Trailbraking puts more load onto the front tire for increased traction to handle steering inputs. Trail braking can actually improve your bike’s steering geometry, helping it turn better. A slightly compressed front fork tightens the bike’s rake and trail numbers and allows it to turn in less time and distance.
Trail braking is enhances stability and control. Trail braking helps minimize forward and rearward chassis pitch (the rocking back forward motion) that occurs when applying and then releasing the brakes. When you trail brake (instead of just releasing the brake entirely) your suspension stays compressed as the bike leans and then rebounds gradually as the brakes are released slowly.
Trail braking with both brakes helps slow, but also increases stability even more. The rear brake also increases stability by “pulling” the rear contact patch in line with the front contact patch, controlling any side-to-side fishtailing effect.
How can I practice trail braking, it trail braking too dangerous to try on the road?
Hop on your motorcycle, with it switched off and begin to slowly squeeze the front brake. After just a little bit of squeeze you should hear a click sound. That is the sound of the switch that activates the tail light. Now with the brake lever squeezed to that position see if you can roll the motorcycle forward and backwards. What you want to do is ‘feel’ the pressure that needs applied to allow you to roll the motorcycle back and forth but still feel the slight resistance of the brake pads. That is an indication how much (how little) pressure is needed to trail the brakes into the corner.

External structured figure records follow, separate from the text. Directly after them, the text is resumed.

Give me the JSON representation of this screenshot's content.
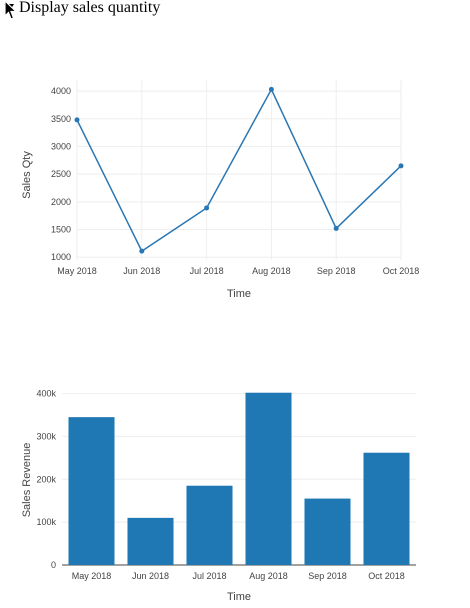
{
  "disclosure": {
    "label": "Display sales quantity"
  },
  "chart_data": [
    {
      "type": "line",
      "categories": [
        "May 2018",
        "Jun 2018",
        "Jul 2018",
        "Aug 2018",
        "Sep 2018",
        "Oct 2018"
      ],
      "values": [
        3480,
        1110,
        1890,
        4030,
        1520,
        2650
      ],
      "xlabel": "Time",
      "ylabel": "Sales Qty",
      "ylim": [
        950,
        4200
      ],
      "yticks": [
        1000,
        1500,
        2000,
        2500,
        3000,
        3500,
        4000
      ],
      "ytick_labels": [
        "1000",
        "1500",
        "2000",
        "2500",
        "3000",
        "3500",
        "4000"
      ],
      "grid": true,
      "color": "#2a77b4"
    },
    {
      "type": "bar",
      "categories": [
        "May 2018",
        "Jun 2018",
        "Jul 2018",
        "Aug 2018",
        "Sep 2018",
        "Oct 2018"
      ],
      "values": [
        345000,
        110000,
        185000,
        402000,
        155000,
        262000
      ],
      "xlabel": "Time",
      "ylabel": "Sales Revenue",
      "ylim": [
        0,
        420000
      ],
      "yticks": [
        0,
        100000,
        200000,
        300000,
        400000
      ],
      "ytick_labels": [
        "0",
        "100k",
        "200k",
        "300k",
        "400k"
      ],
      "grid": true,
      "color": "#1f77b4"
    }
  ]
}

Too much pressure and you may cause the tire to tuck or lose traction in the corner causing an accident.
So how do I practice trail braking on the street?
Again, as I’ve said above, you must understand that the majority of your braking should be done before you tip your bike into the corner. Don’t get confused and believe that you are going to add brake pressure as you add lean angle. Just the opposite: you want to give away (release) brake pressure as you add lean angle because your front tire can only handle so much combined braking and lean angle.

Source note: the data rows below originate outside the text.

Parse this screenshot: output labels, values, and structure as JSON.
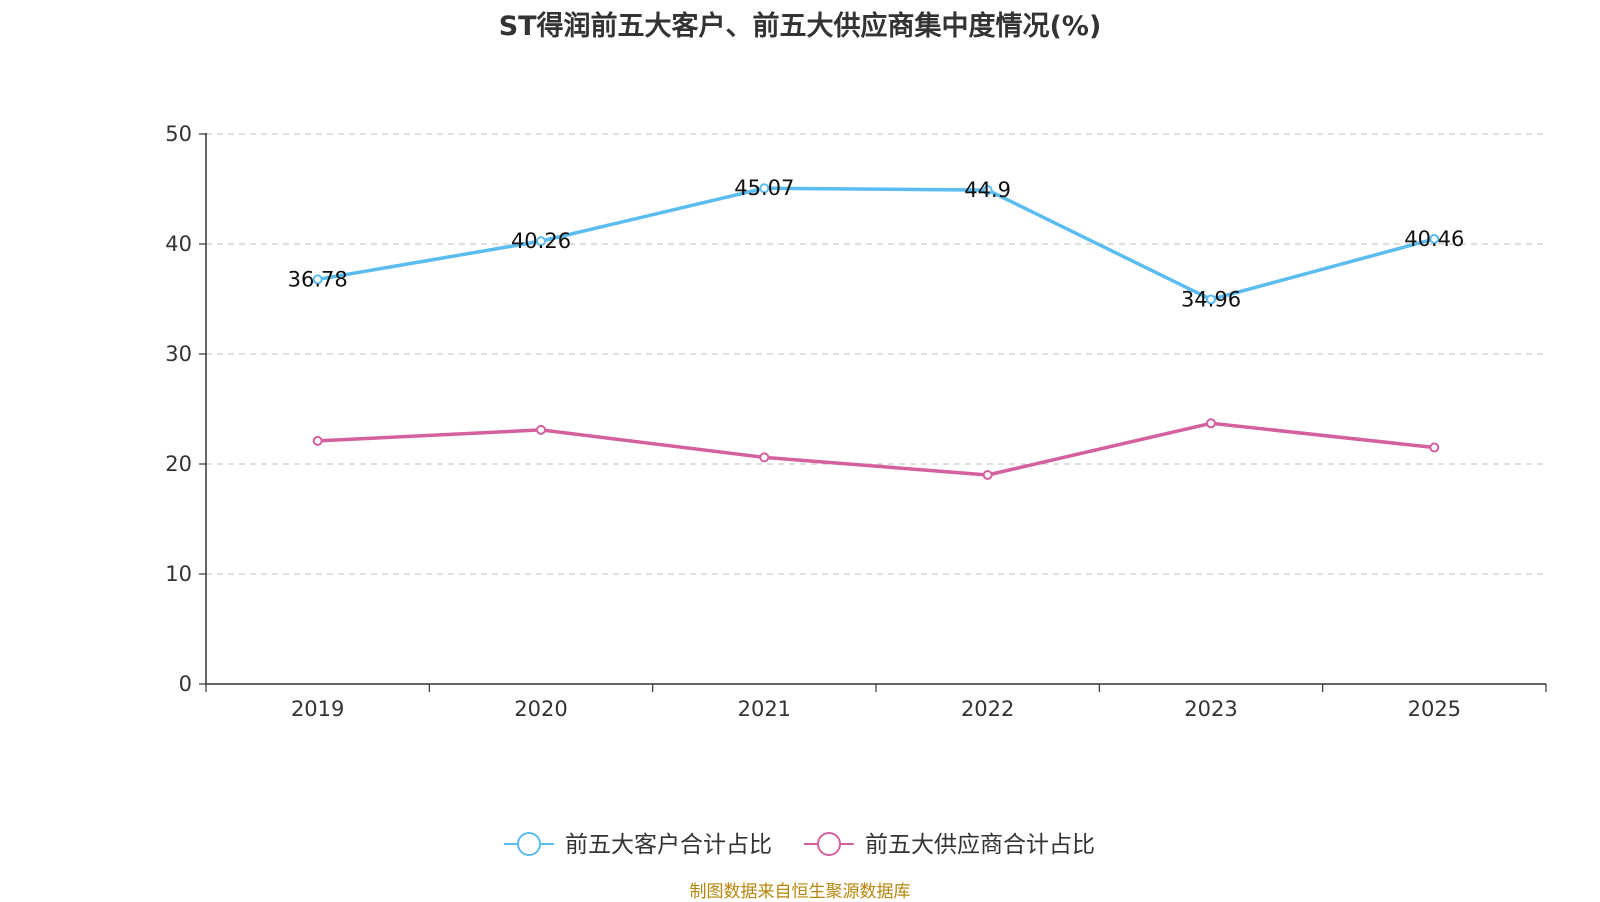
{
  "chart_data": {
    "type": "line",
    "title": "ST得润前五大客户、前五大供应商集中度情况(%)",
    "categories": [
      "2019",
      "2020",
      "2021",
      "2022",
      "2023",
      "2025"
    ],
    "ylim": [
      0,
      50
    ],
    "yticks": [
      0,
      10,
      20,
      30,
      40,
      50
    ],
    "grid": true,
    "legend_position": "bottom-center",
    "series": [
      {
        "name": "前五大客户合计占比",
        "color": "#5bbcef",
        "values": [
          36.78,
          40.26,
          45.07,
          44.9,
          34.96,
          40.46
        ],
        "labels": [
          "36.78",
          "40.26",
          "45.07",
          "44.9",
          "34.96",
          "40.46"
        ],
        "show_labels": true
      },
      {
        "name": "前五大供应商合计占比",
        "color": "#d4609f",
        "values": [
          22.1,
          23.1,
          20.6,
          19.0,
          23.7,
          21.5
        ],
        "show_labels": false
      }
    ]
  },
  "source_note": "制图数据来自恒生聚源数据库"
}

Brake feel is a learned skill that includes understanding the dynamics of load transfer on traction as well as developing a feel for how your motorcycle’s brakes respond to subtle inputs.
Trail braking is the art of learning the importance of how to release the brakes progressively to prevent abrupt rebound of the suspension, which can cause the tires to lose traction.
By mastering trail braking, and gaining experience, it is possible to slow the bike down even when leaned, in some instances this skill might give you the tools to salvage a corner. If you think this skill will magically appear when you need it, you are wrong!
Start in a dry car parking lot, progress from there to slow speed corners on streets where there are no surface hazards. Then refine and solidify the technique, even consider to a novice track day and asking an instructor to help you work on this technique.
Mastery of your brakes, is equally (if not more) important as your mastery of throttle control , both go hand in hand. Regularly practice emergency braking and refine your corner trail braking technique to remain sharp.